Saque do FGTS: aqui mora uma confusão comum. O saldo que está na sua conta do FGTS continua sendo seu — ele não some. Porém, ao pedir demissão, você não pode sacá-lo imediatamente. O dinheiro fica bloqueado na conta vinculada até que ocorra uma situação prevista em lei que autorize o saque, como compra de imóvel, aposentadoria, doenças graves ou demissão sem justa causa em um emprego futuro.

O Que Você Ainda Tem Direito a Receber

Mesmo saindo por vontade própria, a lei garante verbas rescisórias importantes. Veja o que deve constar no seu acerto:

Saldo de salário: os dias trabalhados no mês da saída precisam ser pagos integralmente. Se você trabalhou 18 dias em um mês com salário mínimo de R$ 1.621,00 em 2026, receberá proporcionalmente a esses dias.
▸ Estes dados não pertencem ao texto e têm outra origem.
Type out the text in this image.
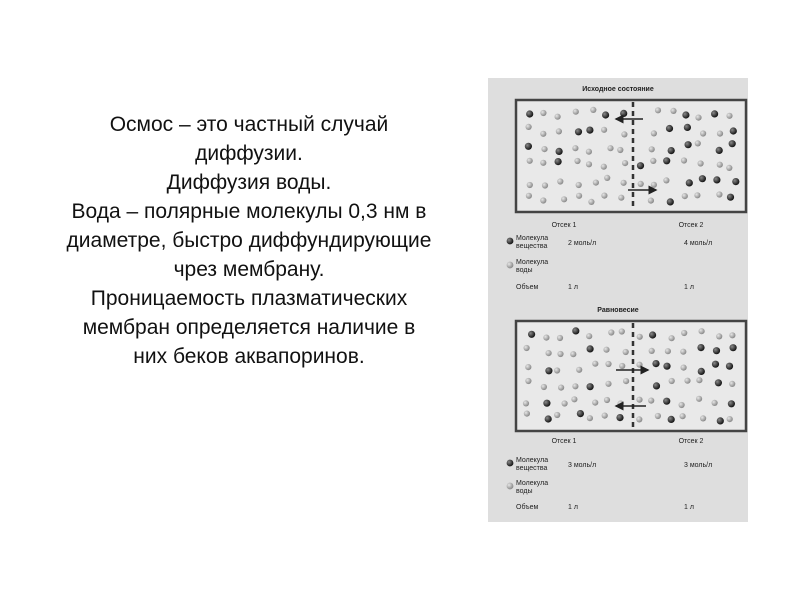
Осмос – это частный случай
диффузии.
Диффузия воды.
Вода – полярные молекулы 0,3 нм в
диаметре, быстро диффундирующие
чрез мембрану.
Проницаемость плазматических
мембран определяется наличие в
них беков аквапоринов.
Исходное состояние
Отсек 1	Отсек 2
Молекула
вещества	2 моль/л	4 моль/л
Молекула
воды
Объем	1 л	1 л
Равновесие
Отсек 1	Отсек 2
Молекула
вещества	3 моль/л	3 моль/л
Молекула
воды
Объем	1 л	1 л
Férias vencidas com acréscimo de um terço: se você tem férias que já venceram e não foram tiradas, receberá o valor integral mais 1/3 constitucional. Esse direito é irrenunciável e não muda com o tipo de demissão.

Férias proporcionais com um terço: para cada mês completo trabalhado no período aquisitivo em curso, você tem direito a 1/12 das férias. Em um emprego de 8 meses no período atual, por exemplo, você recebe 8/12 do valor das férias mais o terço.

13º salário proporcional: o décimo terceiro também é proporcional aos meses trabalhados no ano. Se você saiu em agosto, recebe 8/12 do 13º. Esse valor é garantido independentemente do motivo da saída.

Aviso prévio trabalhado: ao pedir demissão, você tem a obrigação de cumprir o aviso prévio, geralmente 30 dias, podendo chegar a 90 dias dependendo do tempo de casa. Se o empregador dispensar você do cumprimento, tudo certo. Mas se você simplesmente não cumprir, o empregador pode descontar os dias do seu acerto final. Atenção a esse ponto: é um erro que custa caro.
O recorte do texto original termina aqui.